Taken from: Ethics guidelines for trustworthy artificial intelligence
For those interested, it’s worth a read, but some thoughts I had on the way through:
- Human Agency (#1) is a challenge for prediction engines. Many models produce a recommended course of action but won’t always contextualise choice for people making the decision and may lead people to trust a computer more than a human recommendation; in medicine for example, a treatment option often needs significant amounts of context that allow informed decision making.
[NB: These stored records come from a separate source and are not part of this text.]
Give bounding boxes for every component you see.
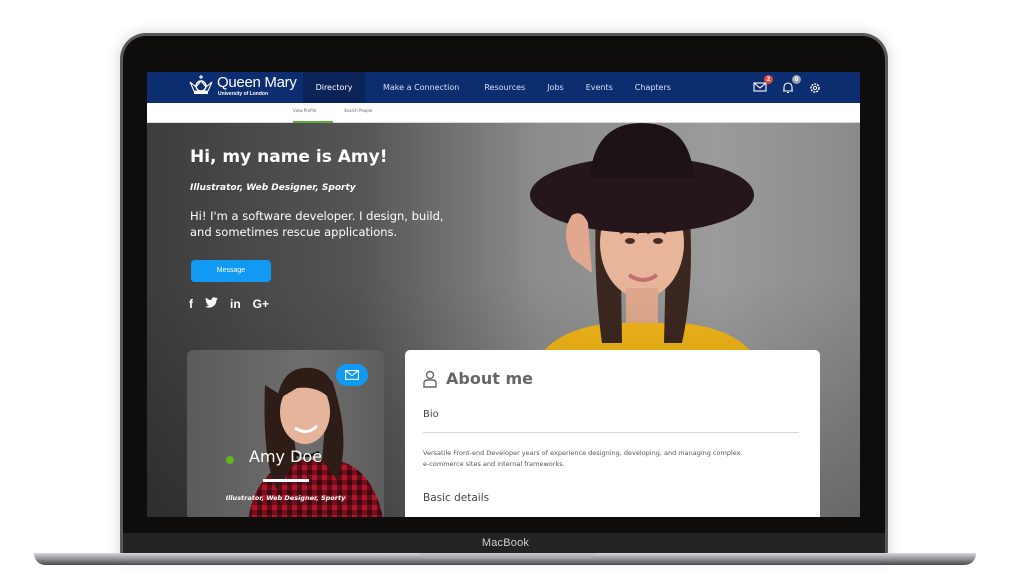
hero-description: Hi! I'm a software developer. I design, … [190, 209, 444, 239]
bio-divider [423, 432, 799, 433]
bio-text: Versatile Front-end Developer years of e… [423, 449, 741, 468]
nav-item-events[interactable]: Events [575, 72, 624, 103]
social-links: f in G+ [189, 297, 269, 311]
nav-item-chapters[interactable]: Chapters [624, 72, 682, 103]
linkedin-icon[interactable]: in [230, 297, 241, 311]
online-status-indicator [226, 456, 234, 464]
nav-item-make-a-connection[interactable]: Make a Connection [365, 72, 470, 103]
google-plus-icon[interactable]: G+ [253, 297, 269, 311]
bio-label: Bio [423, 409, 439, 420]
mail-button[interactable]: 2 [753, 75, 773, 93]
basic-details-label: Basic details [423, 492, 490, 504]
settings-button[interactable] [809, 79, 823, 93]
message-button[interactable]: Message [191, 260, 271, 282]
tab-view-profile[interactable]: View Profile [293, 108, 316, 113]
gear-icon [810, 83, 820, 93]
macbook-mockup: MacBook Queen Mary University of London … [0, 0, 1011, 574]
hero-banner: Hi, my name is Amy! Illustrator, Web Des… [147, 123, 860, 517]
profile-message-button[interactable] [336, 364, 368, 386]
laptop-notch [419, 553, 595, 559]
name-underline [263, 479, 309, 482]
hero-title: Hi, my name is Amy! [190, 147, 388, 167]
profile-name: Amy Doe [249, 447, 323, 466]
mail-badge: 2 [764, 75, 773, 84]
notifications-button[interactable]: 0 [781, 75, 801, 94]
top-navbar: Queen Mary University of London Director… [147, 72, 860, 103]
mail-icon [345, 370, 359, 380]
notifications-badge: 0 [792, 75, 801, 84]
hero-tags: Illustrator, Web Designer, Sporty [190, 183, 356, 193]
about-header: About me [423, 369, 533, 388]
profile-card: Amy Doe Illustrator, Web Designer, Sport… [187, 350, 384, 517]
nav-icons: 2 0 [753, 75, 823, 94]
nav-item-directory[interactable]: Directory [303, 72, 365, 103]
tab-search-people[interactable]: Search People [344, 108, 372, 113]
about-me-card: About me Bio Versatile Front-end Develop… [405, 350, 820, 517]
sub-tabs: View Profile Search People [147, 103, 860, 123]
nav-item-resources[interactable]: Resources [470, 72, 536, 103]
profile-tags: Illustrator, Web Designer, Sporty [225, 494, 346, 502]
logo-subtitle: University of London [218, 91, 268, 97]
user-icon [423, 370, 437, 388]
logo-name: Queen Mary [217, 74, 297, 91]
about-title: About me [446, 369, 533, 388]
crown-logo-icon [189, 75, 213, 94]
twitter-icon[interactable] [205, 297, 218, 311]
screen: Queen Mary University of London Director… [147, 72, 860, 517]
nav-item-jobs[interactable]: Jobs [536, 72, 575, 103]
logo[interactable]: Queen Mary University of London [189, 75, 297, 97]
device-brand-label: MacBook [481, 537, 530, 549]
nav-menu: Directory Make a Connection Resources Jo… [303, 72, 682, 103]
facebook-icon[interactable]: f [189, 297, 193, 311]
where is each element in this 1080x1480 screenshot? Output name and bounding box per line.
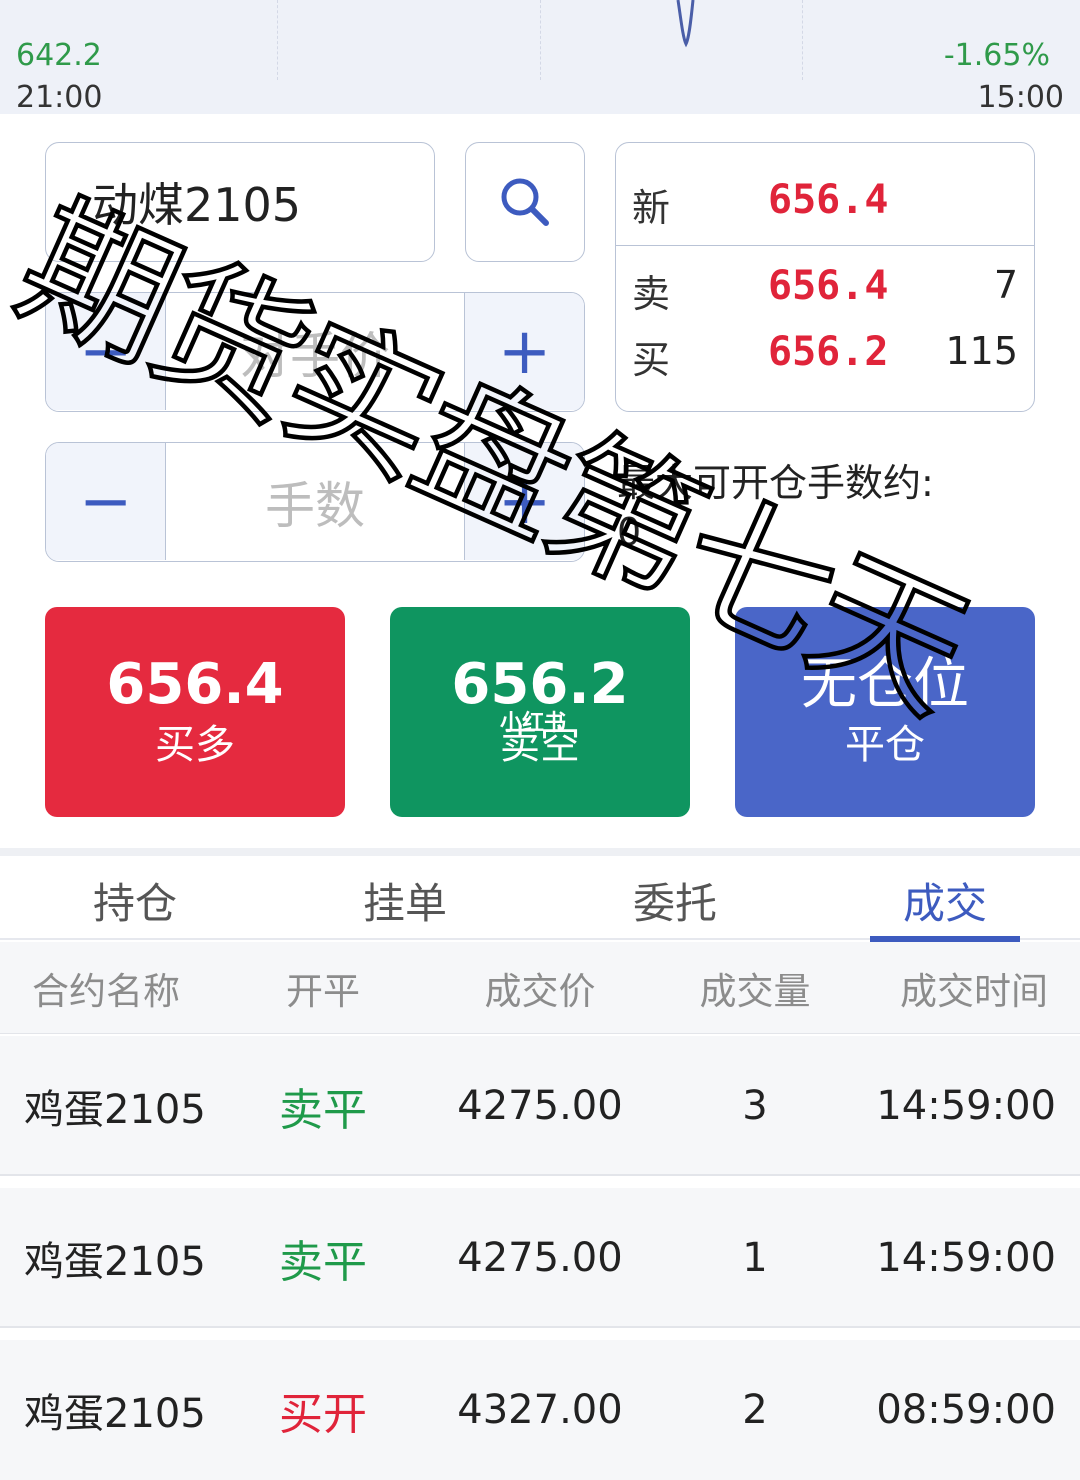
chart-time-axis: 21:00 15:00 xyxy=(0,80,1080,115)
quantity-increase-button[interactable]: + xyxy=(464,443,584,560)
quantity-stepper[interactable]: − 手数 + xyxy=(45,442,585,562)
col-header-time: 成交时间 xyxy=(900,970,1048,1013)
row-contract: 鸡蛋2105 xyxy=(24,1087,206,1133)
close-label: 平仓 xyxy=(845,722,925,768)
minus-icon: − xyxy=(78,314,133,389)
table-row[interactable]: 鸡蛋2105 卖平 4275.00 1 14:59:00 xyxy=(0,1188,1080,1328)
row-contract: 鸡蛋2105 xyxy=(24,1239,206,1285)
quantity-decrease-button[interactable]: − xyxy=(46,443,166,560)
row-contract: 鸡蛋2105 xyxy=(24,1391,206,1437)
section-divider xyxy=(0,848,1080,856)
price-stepper[interactable]: − 对手价 + xyxy=(45,292,585,412)
max-open-value: 0 xyxy=(617,510,642,554)
position-status: 无仓位 xyxy=(801,652,969,717)
last-price-label: 新 xyxy=(632,186,671,230)
plus-icon: + xyxy=(497,464,552,539)
col-header-price: 成交价 xyxy=(484,970,596,1013)
row-price: 4275.00 xyxy=(457,1235,623,1281)
row-action: 卖平 xyxy=(279,1085,367,1136)
row-volume: 1 xyxy=(742,1235,768,1281)
close-position-button[interactable]: 无仓位 平仓 xyxy=(735,607,1035,817)
quote-panel: 新 656.4 卖 656.4 7 买 656.2 115 xyxy=(615,142,1035,412)
contract-name: 动煤2105 xyxy=(92,178,302,232)
bid-label: 买 xyxy=(632,338,671,382)
ask-price-value: 656.4 xyxy=(768,263,889,309)
minus-icon: − xyxy=(78,464,133,539)
last-price-value: 656.4 xyxy=(768,177,889,223)
tab-pending-orders[interactable]: 挂单 xyxy=(270,860,540,940)
row-price: 4327.00 xyxy=(457,1387,623,1433)
watermark: 小红书 xyxy=(500,711,567,736)
row-action: 卖平 xyxy=(279,1237,367,1288)
row-time: 14:59:00 xyxy=(876,1235,1056,1281)
bid-price-value: 656.2 xyxy=(768,329,889,375)
contract-input[interactable]: 动煤2105 xyxy=(45,142,435,262)
chart-change-percent: -1.65% xyxy=(943,38,1050,73)
table-row[interactable]: 鸡蛋2105 买开 4327.00 2 08:59:00 xyxy=(0,1340,1080,1480)
quote-divider xyxy=(616,245,1034,246)
ask-label: 卖 xyxy=(632,272,671,316)
ask-quantity-value: 7 xyxy=(993,263,1018,307)
time-end-label: 15:00 xyxy=(977,80,1064,115)
row-time: 08:59:00 xyxy=(876,1387,1056,1433)
col-header-volume: 成交量 xyxy=(699,970,811,1013)
chart-low-value: 642.2 xyxy=(16,38,102,73)
row-price: 4275.00 xyxy=(457,1083,623,1129)
plus-icon: + xyxy=(497,314,552,389)
time-start-label: 21:00 xyxy=(16,80,103,115)
row-action: 买开 xyxy=(279,1389,367,1440)
search-button[interactable] xyxy=(465,142,585,262)
buy-label: 买多 xyxy=(155,722,235,768)
max-open-label: 最大可开仓手数约: xyxy=(617,461,934,505)
price-increase-button[interactable]: + xyxy=(464,293,584,410)
row-time: 14:59:00 xyxy=(876,1083,1056,1129)
search-icon xyxy=(501,178,549,226)
intraday-chart[interactable]: 642.2 -1.65% xyxy=(0,0,1080,80)
price-decrease-button[interactable]: − xyxy=(46,293,166,410)
price-input[interactable]: 对手价 xyxy=(166,293,464,410)
buy-long-button[interactable]: 656.4 买多 xyxy=(45,607,345,817)
bid-quantity-value: 115 xyxy=(945,329,1018,373)
tab-trades[interactable]: 成交 xyxy=(810,860,1080,940)
quantity-input[interactable]: 手数 xyxy=(166,443,464,560)
tab-positions[interactable]: 持仓 xyxy=(0,860,270,940)
row-volume: 3 xyxy=(742,1083,768,1129)
tab-orders[interactable]: 委托 xyxy=(540,860,810,940)
col-header-open-close: 开平 xyxy=(286,970,360,1013)
col-header-contract: 合约名称 xyxy=(32,970,180,1013)
buy-price: 656.4 xyxy=(106,652,284,717)
row-volume: 2 xyxy=(742,1387,768,1433)
table-row[interactable]: 鸡蛋2105 卖平 4275.00 3 14:59:00 xyxy=(0,1036,1080,1176)
chart-price-line xyxy=(676,0,695,48)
It also reminded me of David Wilheim’s presentation from the 2017 IDSS where car insurance repairer recommendations had to be both useful but promote choice and agency.
- Resilience to attack (#2) may range from serious hacking attacks (like hacking a model) through to gaming (e.g. a user might fiddle with inputs in an insurance rating engine to find cheap rates attached to unusual configurations). With cutting edge vision recognition systems able to be fooled by stickers, it’s a timely reminder than not all users of a system will do so in good faith.
- Transparency (#3) is an area that has developed significantly over the past decade. While models have grown more complex, there are a variety of ways to unpack a model, and see why a particular output is being produced for a certain set of inputs.
- Fairness (#4) is also an important topic, albeit more subjective. The first challenge is even defining it, which was well-covered in this paper by Chris Dolman and Dimitri Semenovich at the recent Actuaries’ Summit.
- Environmental impacts (#6) are worth considering, as the demand for computer processing time increases with the complexity of some algorithms, or the popularity of the product. For example, the Bitcoin network now requires the same amount of electricity as a small to medium sized country like Ireland, for a payments network that has significantly less throughput than other networks like Visa or Mastercard. Much of this mining is done in China, where about half the power is generated from coal. While not strictly artificial intelligence, it’s easy to believe that the development of currencies like Bitcoin did not have environmental concerns front and centre.
More generally, it’s easy to see that some high-profile uses of artificial intelligence will have to embrace more formal governance structures along the lines of the EU guidelines; executives, regulators and consumers will all have questions about computer models that need to be answerable, and artificial intelligence-based decisions need to be defendable. This requires a good mix of technical skills, business understanding and concern for the public good; perhaps another opportunity for actuaries?